Panel Paper: Bias and Bias Correction In Multi-Site Instrumental Variables Analysis of Heterogeneous Mediator Effect

Saturday, November 10, 2012 : 2:45 PM
Hanover B (Radisson Plaza Lord Baltimore Hotel)

*Names in bold indicate Presenter

Sean F. Reardon1, Fatih Unlu2, Pei Zhu3 and Howard Bloom3, (1)Stanford University, (2)Abt Associates, (3)MDRC


The large number of multi-site randomized trials and regression discontinuity analyses that were conducted during the past decade have produced opportunities for researchers to study the causal factors that produce or “mediate” the intervention effects that have been observed.  One widely used approach for this type of analysis is instrumental variables (IV) analysis. With a multi-site randomized trial or a regression discontinuity design, it is possible to create multiple instrument variables (Site-specific instruments can be constructed by interacting treatment assignment with a zero/one indicator for each site). These instrumental variables can be used to study mediator effect variation and, potentially, effects of multiple mediators.  This approach can have both advantages and disadvantages.

The present paper explores these potential advantages and disadvantages. In particular, it explores the use of instrumental variables (IV) analysis with a multi-site randomized trial or regression discontinuity design to estimate the effect of a mediating variable on an outcome. To do so, the paper uses a random-coefficient IV model that allows the impact of program assignment on the mediator (compliance with assignment) and the impact of the mediator on the outcome (the treatment effect) to vary randomly across sites and thus co-vary. This realistic extension of conventional fixed-coefficient IV analysis brings to light a new potential bias in IV analysis which Reardon and Raudenbush (2011) refer to as “compliance-effect covariance bias.”

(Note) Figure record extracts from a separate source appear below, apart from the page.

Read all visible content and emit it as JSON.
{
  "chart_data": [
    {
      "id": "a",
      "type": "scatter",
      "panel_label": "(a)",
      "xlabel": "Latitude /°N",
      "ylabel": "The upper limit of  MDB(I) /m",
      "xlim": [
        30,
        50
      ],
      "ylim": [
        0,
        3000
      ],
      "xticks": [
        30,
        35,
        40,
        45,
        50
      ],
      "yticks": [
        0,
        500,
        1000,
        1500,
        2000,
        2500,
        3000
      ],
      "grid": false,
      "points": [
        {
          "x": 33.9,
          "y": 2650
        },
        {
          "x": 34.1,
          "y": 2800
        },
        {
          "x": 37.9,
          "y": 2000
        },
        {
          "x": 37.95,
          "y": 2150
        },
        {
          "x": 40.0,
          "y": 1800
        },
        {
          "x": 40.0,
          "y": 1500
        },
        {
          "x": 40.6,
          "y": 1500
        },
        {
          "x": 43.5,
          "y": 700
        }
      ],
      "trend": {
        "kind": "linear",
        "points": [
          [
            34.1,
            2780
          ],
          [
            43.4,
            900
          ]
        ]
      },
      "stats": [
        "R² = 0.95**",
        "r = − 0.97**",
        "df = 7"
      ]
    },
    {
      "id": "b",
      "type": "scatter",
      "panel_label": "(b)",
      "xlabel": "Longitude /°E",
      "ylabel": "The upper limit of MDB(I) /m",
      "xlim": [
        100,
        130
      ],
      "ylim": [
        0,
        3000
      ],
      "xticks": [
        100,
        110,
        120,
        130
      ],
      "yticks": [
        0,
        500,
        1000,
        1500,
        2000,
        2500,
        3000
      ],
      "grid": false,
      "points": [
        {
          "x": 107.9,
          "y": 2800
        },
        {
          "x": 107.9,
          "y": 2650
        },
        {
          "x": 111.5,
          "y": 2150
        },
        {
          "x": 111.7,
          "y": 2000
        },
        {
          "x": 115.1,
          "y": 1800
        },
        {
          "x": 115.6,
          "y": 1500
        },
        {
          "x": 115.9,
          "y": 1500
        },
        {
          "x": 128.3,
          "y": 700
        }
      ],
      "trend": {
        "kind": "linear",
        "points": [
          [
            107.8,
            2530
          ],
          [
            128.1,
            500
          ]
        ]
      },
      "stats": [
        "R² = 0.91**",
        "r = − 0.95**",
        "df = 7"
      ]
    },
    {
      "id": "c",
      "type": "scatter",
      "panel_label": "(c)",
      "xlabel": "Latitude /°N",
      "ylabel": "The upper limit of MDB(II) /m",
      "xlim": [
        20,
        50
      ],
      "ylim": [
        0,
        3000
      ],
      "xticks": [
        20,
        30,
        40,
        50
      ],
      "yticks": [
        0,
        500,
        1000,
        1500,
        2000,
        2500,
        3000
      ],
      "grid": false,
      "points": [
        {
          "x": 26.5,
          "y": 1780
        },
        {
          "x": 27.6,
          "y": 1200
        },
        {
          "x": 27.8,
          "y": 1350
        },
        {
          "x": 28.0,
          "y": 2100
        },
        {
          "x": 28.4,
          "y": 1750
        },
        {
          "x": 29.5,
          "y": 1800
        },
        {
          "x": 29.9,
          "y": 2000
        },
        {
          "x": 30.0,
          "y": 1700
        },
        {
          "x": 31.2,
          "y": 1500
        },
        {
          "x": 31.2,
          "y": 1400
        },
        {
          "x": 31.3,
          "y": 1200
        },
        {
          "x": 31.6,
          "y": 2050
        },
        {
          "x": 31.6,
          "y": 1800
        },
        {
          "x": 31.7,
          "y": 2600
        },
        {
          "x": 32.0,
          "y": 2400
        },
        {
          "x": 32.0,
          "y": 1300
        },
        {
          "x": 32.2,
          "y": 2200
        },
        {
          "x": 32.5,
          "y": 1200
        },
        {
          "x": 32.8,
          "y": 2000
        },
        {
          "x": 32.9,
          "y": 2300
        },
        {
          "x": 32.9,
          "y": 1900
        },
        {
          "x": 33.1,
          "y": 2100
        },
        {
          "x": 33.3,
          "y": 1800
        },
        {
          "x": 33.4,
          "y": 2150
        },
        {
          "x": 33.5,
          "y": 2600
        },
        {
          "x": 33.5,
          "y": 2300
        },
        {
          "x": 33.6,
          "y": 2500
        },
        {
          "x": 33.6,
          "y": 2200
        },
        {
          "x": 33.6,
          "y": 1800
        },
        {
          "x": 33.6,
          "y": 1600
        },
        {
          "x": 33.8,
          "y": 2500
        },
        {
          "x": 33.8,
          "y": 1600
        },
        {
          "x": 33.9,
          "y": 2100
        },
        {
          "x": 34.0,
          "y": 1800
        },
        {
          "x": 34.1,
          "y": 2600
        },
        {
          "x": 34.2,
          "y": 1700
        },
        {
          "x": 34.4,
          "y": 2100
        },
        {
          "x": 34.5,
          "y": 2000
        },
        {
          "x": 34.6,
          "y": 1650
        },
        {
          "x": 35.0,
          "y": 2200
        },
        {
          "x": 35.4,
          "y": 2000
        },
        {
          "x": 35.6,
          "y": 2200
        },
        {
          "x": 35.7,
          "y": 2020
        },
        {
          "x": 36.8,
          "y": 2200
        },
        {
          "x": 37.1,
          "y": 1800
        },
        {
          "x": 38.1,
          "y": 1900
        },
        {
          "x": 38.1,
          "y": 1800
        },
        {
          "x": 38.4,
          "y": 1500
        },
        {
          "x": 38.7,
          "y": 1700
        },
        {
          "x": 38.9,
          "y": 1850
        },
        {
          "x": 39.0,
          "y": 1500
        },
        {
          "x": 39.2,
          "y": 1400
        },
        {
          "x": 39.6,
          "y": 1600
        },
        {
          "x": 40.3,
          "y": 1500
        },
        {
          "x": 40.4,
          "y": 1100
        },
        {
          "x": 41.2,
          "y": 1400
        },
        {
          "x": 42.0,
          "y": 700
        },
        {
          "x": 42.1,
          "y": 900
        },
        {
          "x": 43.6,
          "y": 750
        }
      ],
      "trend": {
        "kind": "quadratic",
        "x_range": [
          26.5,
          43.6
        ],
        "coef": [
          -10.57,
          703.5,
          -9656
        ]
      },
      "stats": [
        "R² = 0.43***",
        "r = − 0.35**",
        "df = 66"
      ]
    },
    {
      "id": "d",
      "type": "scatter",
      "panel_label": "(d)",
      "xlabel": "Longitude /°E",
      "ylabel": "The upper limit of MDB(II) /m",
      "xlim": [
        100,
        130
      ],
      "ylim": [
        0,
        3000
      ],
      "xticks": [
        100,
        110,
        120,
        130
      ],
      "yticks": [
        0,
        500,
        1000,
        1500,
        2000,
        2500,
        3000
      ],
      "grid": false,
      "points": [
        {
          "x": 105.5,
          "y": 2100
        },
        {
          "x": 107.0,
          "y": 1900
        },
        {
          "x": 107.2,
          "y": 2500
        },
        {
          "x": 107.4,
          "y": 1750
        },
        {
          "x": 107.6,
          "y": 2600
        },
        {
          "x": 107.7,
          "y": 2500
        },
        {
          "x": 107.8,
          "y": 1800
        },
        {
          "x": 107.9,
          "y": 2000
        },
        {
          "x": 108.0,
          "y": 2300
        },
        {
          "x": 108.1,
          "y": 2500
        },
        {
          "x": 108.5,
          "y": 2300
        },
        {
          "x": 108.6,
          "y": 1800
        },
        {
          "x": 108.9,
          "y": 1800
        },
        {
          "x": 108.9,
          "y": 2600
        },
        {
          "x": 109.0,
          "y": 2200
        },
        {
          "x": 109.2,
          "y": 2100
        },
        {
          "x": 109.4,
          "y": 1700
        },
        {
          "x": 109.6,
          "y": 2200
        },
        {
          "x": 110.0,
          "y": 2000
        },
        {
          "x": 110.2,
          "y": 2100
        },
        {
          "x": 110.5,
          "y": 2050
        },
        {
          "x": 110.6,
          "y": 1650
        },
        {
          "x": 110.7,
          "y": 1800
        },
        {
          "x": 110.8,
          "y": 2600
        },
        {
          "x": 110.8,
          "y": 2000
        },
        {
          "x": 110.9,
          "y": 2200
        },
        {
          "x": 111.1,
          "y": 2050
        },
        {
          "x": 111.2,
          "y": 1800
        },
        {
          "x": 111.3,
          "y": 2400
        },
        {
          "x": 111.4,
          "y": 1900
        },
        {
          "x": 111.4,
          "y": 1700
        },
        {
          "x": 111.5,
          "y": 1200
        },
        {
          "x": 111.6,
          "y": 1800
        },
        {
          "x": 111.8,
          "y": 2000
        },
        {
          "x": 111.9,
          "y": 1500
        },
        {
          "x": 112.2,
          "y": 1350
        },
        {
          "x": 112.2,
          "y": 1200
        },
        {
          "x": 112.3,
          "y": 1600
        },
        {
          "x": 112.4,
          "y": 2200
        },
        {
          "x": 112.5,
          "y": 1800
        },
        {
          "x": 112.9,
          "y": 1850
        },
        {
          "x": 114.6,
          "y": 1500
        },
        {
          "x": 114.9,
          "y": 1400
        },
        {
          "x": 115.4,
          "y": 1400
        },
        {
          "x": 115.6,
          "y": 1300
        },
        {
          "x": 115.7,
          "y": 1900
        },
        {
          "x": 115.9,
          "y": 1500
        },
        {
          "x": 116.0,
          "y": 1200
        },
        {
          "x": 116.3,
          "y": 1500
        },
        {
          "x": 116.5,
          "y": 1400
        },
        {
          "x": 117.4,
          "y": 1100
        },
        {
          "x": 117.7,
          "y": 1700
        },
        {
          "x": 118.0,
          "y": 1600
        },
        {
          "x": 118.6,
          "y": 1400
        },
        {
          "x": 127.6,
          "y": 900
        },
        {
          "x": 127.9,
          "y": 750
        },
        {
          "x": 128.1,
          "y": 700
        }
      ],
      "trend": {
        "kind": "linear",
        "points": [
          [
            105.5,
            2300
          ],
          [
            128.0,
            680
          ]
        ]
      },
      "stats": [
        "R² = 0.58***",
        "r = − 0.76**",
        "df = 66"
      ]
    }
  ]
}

 The first part of the paper examines algebraically and through simulation the implications of this bias for point estimates and estimated standard errors from conventional fixed coefficient two-stage least squares (2SLS) estimates of mediator effects and compares these findings with those from a traditional OLS analysis of mediator effects. The next part of the paper develops an estimator that corrects for compliance-effect covariance bias and compares its properties to those of 2SLS and OLS. When the first stage F-statistic of 2SLS exceeds 10 (a commonly-used threshold for instrument strength) the bias-corrected estimator typically performs better than 2SLS or OLS. The final part of the paper uses the new estimator and 2SLS to study mediator effects from two empirical examples: (1) the effect of class-size on student academic achievement in math and reading using data from the Tennessee class size experiment, Project STAR, and (2) the effect of scientifically-based reading instruction on student reading achievement using data from the federal Reading First Impact Study.